"Die Volksmusik lebt wie noch nie"
Mit dem ersten Harmonika Award 2012 sollen verdiente Harmonikaspieler, Volksmusikgruppen und Musikpädagogen ausgezeichnet werden.

Foto © SchöberlGottfried Hubmann aus St. Peter-Freienstein ist Fachvorstand des Harmonika Verbands Österreich und Musikschullehrer
Gottfried Hubmann aus St. Peter-Freienstein und Johann Murg, beide langjährige Harmonikasolisten und Musikschullehrer, haben gemeinsam eine Idee geboren. "Wir sind bei einem Glaserl Wein zusammengesessen und haben uns überlegt, wie wir erfolgreiche Harmonikaspieler, Volksmusikgruppen und Harmonikapädagogen besonders würdigen könnten. Sozusagen als Motivation, den Nachwuchs noch mehr Ansporn zu geben, die Volksmusik zu pflegen", so Hubmann.
Aus diesen Überlegungen entstand nun der erste Harmonika Award, der 2012 das erste Mal übergeben wird. "Einen solchen Preis gibt es bisher weder in Österreich, Deutschland oder in der Schweiz. Deshalb haben wir uns diesen Award auch sofort schützen lassen", erklärt Hubmann.
Treffen
Der Preis soll im Zweijahresrhythmus vom Harmonikaverband Österreich (HVÖ) und der Volkskultur Steiermark an verdiente Personen übergeben werden. "Und zwar bei einem ORF-Sänger- und Musikantentreffen oder bei einem anerkannten Volksmusikwettbewerb", so Hubmann. Der erste Award 2012 wird beim Sänger- und Musikantentreffen am 3. November in St. Peter-Freienstein überreicht. Finanziert wird dieses Vorhaben durch eine Förderung des Landes Steiermark, aber auch durch private Sponsoren.
Die Awards sind für Jugendliche und Erwachsene gedacht, die verschiedene Kriterien zu erfüllen haben (siehe Infokasten). Außerdem ist ein Ehrenpreis fürs Lebenswerk vorgesehen. "Ein Gremium entscheidet, wer für den Award nominiert wird", erklärt Hubmann. Dieses besteht aus Johann Murg, Helmut Koini, Siegfried Greimler und Gottfried Hubmann. Dem Gremium stehen Fachbeiräte aus allen Regionen der Steiermark zur Seite, die beratende Funktion haben und Vorschläge einbringen.

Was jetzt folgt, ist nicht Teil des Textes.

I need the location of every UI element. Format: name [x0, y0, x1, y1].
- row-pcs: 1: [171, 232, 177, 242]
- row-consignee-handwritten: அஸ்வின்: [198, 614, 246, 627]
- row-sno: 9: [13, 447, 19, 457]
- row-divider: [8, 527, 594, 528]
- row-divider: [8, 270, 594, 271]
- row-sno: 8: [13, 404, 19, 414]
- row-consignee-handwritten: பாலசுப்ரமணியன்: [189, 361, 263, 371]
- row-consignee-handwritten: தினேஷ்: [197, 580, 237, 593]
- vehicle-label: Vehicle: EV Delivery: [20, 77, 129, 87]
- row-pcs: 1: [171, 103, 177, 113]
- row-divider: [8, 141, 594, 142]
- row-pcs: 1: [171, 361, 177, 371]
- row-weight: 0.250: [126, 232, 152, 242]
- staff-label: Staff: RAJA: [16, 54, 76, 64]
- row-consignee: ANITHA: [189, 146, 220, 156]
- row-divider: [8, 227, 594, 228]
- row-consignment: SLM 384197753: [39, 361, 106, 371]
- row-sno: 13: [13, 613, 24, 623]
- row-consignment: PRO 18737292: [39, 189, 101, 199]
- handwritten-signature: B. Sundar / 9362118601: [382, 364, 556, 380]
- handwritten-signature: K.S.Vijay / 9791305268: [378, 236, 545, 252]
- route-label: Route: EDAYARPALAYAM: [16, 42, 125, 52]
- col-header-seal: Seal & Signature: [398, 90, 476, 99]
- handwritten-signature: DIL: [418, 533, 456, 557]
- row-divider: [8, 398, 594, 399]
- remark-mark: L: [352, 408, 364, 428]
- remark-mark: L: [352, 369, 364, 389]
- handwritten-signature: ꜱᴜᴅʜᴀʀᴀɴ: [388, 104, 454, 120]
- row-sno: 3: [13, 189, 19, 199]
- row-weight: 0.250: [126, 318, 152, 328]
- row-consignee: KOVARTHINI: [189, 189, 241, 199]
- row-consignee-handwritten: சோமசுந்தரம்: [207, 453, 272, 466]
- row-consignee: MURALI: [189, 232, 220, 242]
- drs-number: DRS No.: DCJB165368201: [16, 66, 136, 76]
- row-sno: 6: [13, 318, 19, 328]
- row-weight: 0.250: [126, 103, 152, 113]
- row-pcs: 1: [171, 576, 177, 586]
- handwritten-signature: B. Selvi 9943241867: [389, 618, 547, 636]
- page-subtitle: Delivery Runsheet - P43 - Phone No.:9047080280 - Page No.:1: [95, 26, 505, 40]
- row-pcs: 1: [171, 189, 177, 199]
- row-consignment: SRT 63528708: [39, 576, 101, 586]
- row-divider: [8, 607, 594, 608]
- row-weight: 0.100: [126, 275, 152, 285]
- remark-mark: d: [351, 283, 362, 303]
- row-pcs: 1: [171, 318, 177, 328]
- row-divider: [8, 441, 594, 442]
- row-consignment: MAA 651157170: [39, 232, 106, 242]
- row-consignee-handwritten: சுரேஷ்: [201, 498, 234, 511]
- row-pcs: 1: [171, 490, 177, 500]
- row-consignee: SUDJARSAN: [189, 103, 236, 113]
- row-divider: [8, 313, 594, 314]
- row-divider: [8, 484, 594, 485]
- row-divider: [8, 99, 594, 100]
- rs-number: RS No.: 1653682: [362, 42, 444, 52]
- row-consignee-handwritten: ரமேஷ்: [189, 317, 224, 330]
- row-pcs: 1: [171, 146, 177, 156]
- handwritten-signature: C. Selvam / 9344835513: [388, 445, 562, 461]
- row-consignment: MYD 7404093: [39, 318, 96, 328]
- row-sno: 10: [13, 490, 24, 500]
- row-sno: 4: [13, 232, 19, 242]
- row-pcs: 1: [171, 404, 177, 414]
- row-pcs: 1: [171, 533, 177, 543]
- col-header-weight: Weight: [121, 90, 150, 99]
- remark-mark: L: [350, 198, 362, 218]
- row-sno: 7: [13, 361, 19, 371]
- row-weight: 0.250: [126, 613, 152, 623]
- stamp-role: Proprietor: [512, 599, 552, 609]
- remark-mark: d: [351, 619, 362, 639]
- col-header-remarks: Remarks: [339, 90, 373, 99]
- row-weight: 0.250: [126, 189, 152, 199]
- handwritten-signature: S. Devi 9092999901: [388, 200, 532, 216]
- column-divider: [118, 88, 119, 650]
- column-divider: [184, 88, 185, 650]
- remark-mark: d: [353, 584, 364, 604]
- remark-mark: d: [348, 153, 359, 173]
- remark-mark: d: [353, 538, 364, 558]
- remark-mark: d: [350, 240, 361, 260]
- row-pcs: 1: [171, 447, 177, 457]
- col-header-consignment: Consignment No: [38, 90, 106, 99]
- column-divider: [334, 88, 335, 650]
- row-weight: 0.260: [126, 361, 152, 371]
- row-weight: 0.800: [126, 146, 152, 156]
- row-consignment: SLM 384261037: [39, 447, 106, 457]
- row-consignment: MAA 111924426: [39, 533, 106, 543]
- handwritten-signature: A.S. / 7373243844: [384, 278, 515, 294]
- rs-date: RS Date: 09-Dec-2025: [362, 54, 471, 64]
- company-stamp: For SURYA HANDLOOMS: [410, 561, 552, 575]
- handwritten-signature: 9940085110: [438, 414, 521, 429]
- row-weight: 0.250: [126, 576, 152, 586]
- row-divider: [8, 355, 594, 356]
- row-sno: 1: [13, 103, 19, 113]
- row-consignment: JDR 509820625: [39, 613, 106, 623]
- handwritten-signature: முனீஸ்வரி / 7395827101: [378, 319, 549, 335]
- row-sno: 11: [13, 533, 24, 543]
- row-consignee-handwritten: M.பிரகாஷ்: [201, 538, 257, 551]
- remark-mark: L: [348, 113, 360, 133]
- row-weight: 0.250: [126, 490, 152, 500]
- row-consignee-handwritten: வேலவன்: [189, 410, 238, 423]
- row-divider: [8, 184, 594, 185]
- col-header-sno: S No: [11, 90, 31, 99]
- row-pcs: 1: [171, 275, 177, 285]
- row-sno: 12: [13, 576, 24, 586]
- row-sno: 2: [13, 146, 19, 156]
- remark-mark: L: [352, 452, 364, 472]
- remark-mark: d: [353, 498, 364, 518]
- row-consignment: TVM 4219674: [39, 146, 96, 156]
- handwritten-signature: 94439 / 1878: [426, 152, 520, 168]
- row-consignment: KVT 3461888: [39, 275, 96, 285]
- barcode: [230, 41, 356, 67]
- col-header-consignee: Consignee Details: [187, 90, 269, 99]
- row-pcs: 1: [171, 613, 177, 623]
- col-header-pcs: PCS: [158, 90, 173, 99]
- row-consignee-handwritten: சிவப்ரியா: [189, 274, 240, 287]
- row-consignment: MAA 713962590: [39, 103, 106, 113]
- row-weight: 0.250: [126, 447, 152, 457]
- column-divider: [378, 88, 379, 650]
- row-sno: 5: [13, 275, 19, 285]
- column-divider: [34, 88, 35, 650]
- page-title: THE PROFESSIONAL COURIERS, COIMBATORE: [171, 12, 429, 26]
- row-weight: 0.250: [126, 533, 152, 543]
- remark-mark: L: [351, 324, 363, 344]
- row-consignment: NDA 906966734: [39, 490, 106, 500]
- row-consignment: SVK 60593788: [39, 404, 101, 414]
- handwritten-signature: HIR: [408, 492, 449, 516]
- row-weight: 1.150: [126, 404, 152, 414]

Die Harmonika erfreut sich seit längerer Zeit großer Beliebtheit. "Die Tendenz ist weiter steigend, und die Volksmusik lebt wie noch nie", ist Hubmann überzeugt, weil: "Die Leute sitzen gerne zusammen, und mit der Harmonika kann man alleine unterhalten, denn in ihr sind Melodie, Begleitung und Bass verpackt. Es wird ohne Verstärker, also unplugged gespielt. Das schätzen die Menschen sehr", ist Hubmann überzeugt. Es gebe auch viele ältere Menschen, die in der Pension dieses Instrument erlernen.

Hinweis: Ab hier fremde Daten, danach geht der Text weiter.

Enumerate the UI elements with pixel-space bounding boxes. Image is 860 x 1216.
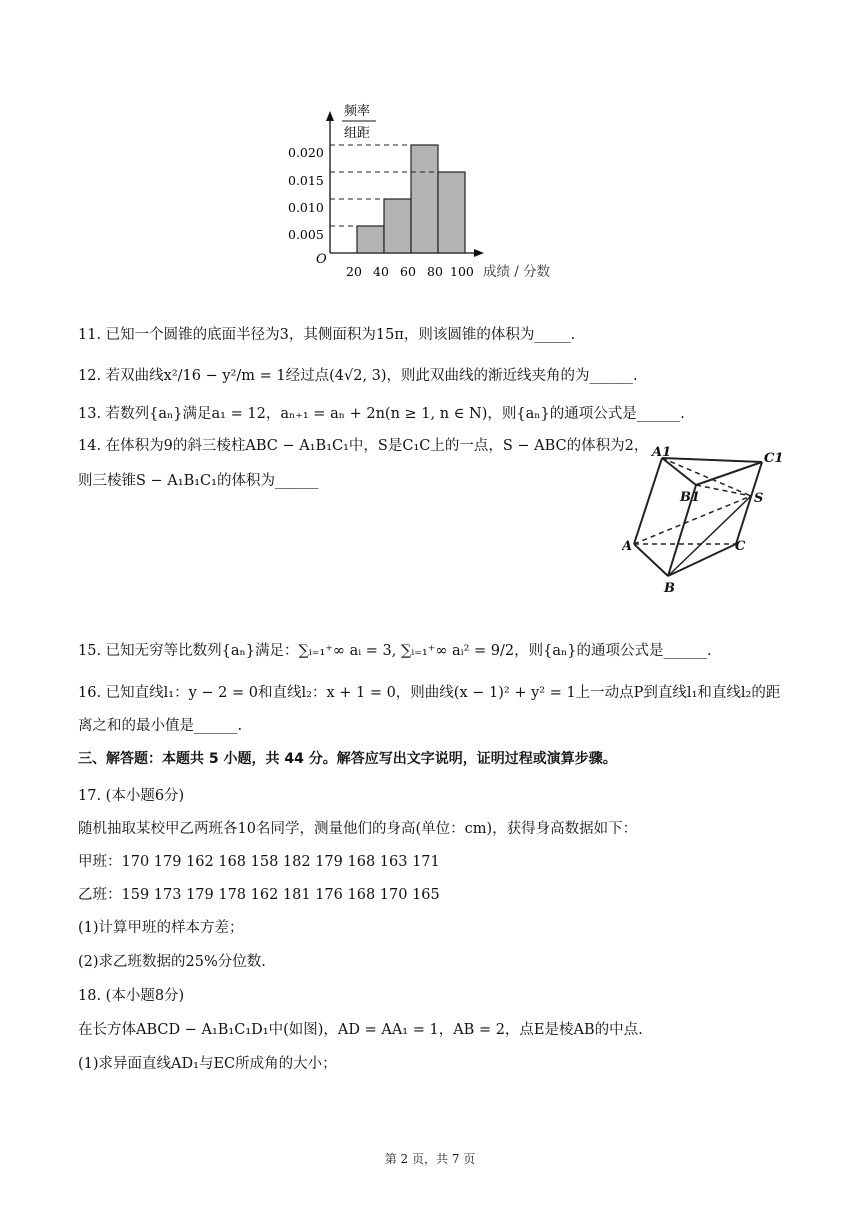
histogram-ytick-label: 0.015: [288, 173, 324, 188]
question-17-class-a: 甲班：170 179 162 168 158 182 179 168 163 171: [78, 854, 440, 870]
question-17-description: 随机抽取某校甲乙两班各10名同学，测量他们的身高(单位：cm)，获得身高数据如下：: [78, 821, 638, 837]
histogram-origin-label: O: [316, 252, 327, 267]
section-3-heading: 三、解答题：本题共 5 小题，共 44 分。解答应写出文字说明，证明过程或演算步骤。: [78, 751, 617, 767]
question-13: 13. 若数列{aₙ}满足a₁ = 12，aₙ₊₁ = aₙ + 2n(n ≥ 1, n ∈ N)，则{aₙ}的通项公式是______.: [78, 406, 685, 422]
prism-label-c1: C1: [764, 451, 784, 466]
question-16-line-1: 16. 已知直线l₁：y − 2 = 0和直线l₂：x + 1 = 0，则曲线(x − 1)² + y² = 1上一动点P到直线l₁和直线l₂的距: [78, 685, 781, 701]
histogram-ylabel-top: 频率: [344, 104, 371, 119]
prism-label-b: B: [664, 581, 675, 596]
question-16-line-2: 离之和的最小值是______.: [78, 718, 243, 734]
histogram-x-axis-arrow: [474, 249, 484, 257]
histogram-bars: [357, 145, 465, 253]
question-15: 15. 已知无穷等比数列{aₙ}满足：∑ᵢ₌₁⁺∞ aᵢ = 3, ∑ᵢ₌₁⁺∞ aᵢ² = 9/2，则{aₙ}的通项公式是______.: [78, 643, 712, 659]
histogram-chart: [280, 95, 580, 285]
question-14-line-1: 14. 在体积为9的斜三棱柱ABC − A₁B₁C₁中，S是C₁C上的一点，S − ABC的体积为2，: [78, 438, 649, 454]
histogram-bar: [438, 172, 465, 253]
question-12: 12. 若双曲线x²/16 − y²/m = 1经过点(4√2, 3)，则此双曲线的渐近线夹角的为______.: [78, 368, 638, 384]
question-18-description: 在长方体ABCD − A₁B₁C₁D₁中(如图)，AD = AA₁ = 1，AB = 2，点E是棱AB的中点.: [78, 1022, 643, 1038]
histogram-bar: [384, 199, 411, 253]
histogram-ytick-label: 0.020: [288, 145, 324, 160]
prism-label-b1: B1: [680, 490, 701, 505]
prism-label-c: C: [735, 539, 746, 554]
histogram-xtick-label: 20: [346, 264, 362, 279]
question-17-title: 17. (本小题6分): [78, 788, 185, 804]
histogram-ytick-label: 0.005: [288, 227, 324, 242]
question-18-title: 18. (本小题8分): [78, 988, 185, 1004]
question-17-part-2: (2)求乙班数据的25%分位数.: [78, 954, 266, 970]
histogram-xtick-label: 80: [427, 264, 443, 279]
prism-label-a1: A1: [652, 445, 672, 460]
question-11: 11. 已知一个圆锥的底面半径为3，其侧面积为15π，则该圆锥的体积为_____.: [78, 327, 576, 343]
question-17-part-1: (1)计算甲班的样本方差；: [78, 920, 244, 936]
histogram-bar: [411, 145, 438, 253]
histogram-xtick-label: 100: [450, 264, 474, 279]
histogram-xtick-label: 40: [373, 264, 389, 279]
page-footer: 第 2 页，共 7 页: [384, 1152, 476, 1166]
histogram-xtick-label: 60: [400, 264, 416, 279]
prism-label-s: S: [754, 491, 764, 506]
question-14-line-2: 则三棱锥S − A₁B₁C₁的体积为______: [78, 473, 319, 489]
histogram-ytick-label: 0.010: [288, 200, 324, 215]
question-17-class-b: 乙班：159 173 179 178 162 181 176 168 170 165: [78, 887, 440, 903]
histogram-y-axis-arrow: [326, 111, 334, 121]
prism-label-a: A: [622, 539, 633, 554]
histogram-xlabel: 成绩 / 分数: [483, 264, 551, 280]
histogram-ylabel-bottom: 组距: [344, 126, 371, 141]
prism-figure: [622, 440, 792, 600]
histogram-bar: [357, 226, 384, 253]
question-18-part-1: (1)求异面直线AD₁与EC所成角的大小；: [78, 1056, 337, 1072]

Für den Award wird österreichweit ein künstlerischer Wettbewerb für die Gestaltung der Trophäe in Harmonikaform ausgeschrieben. "Künstler, Bildhauer oder Grafikdesigner sind angesprochen, ihre Entwürfe einzureichen. Der Preis ist mit 500 Euro dotiert", erklärt Hubmann. Einsendeschluss für die Entwürfe ist der 30. April 2012. Kontakt: gottfried.hubmann@harmonikaverband.at
Features
FAKTEN
Kriterien für den Jugendpreis: Außergewöhnliche Leistungen am Instrument. Volksmusikpflege und kulturelle Tätigkeiten im Dorfleben oder in seiner Region. Eine musikalische Ausbildung an einer Musikschule, Konservatorium oder Universität. Aktives Musizieren.
Für Erwachsene: Pädagogische Tätigkeiten, Auszeichnungen, die man sich als Lehrer erworben hat. Lebenslauf und Biografie, außergewöhnliche Leistungen, die man selbst auf der steirischen Harmonika getätigt hat. Der Preis soll aber nicht unter dem 50. Lebensjahr vergeben werden.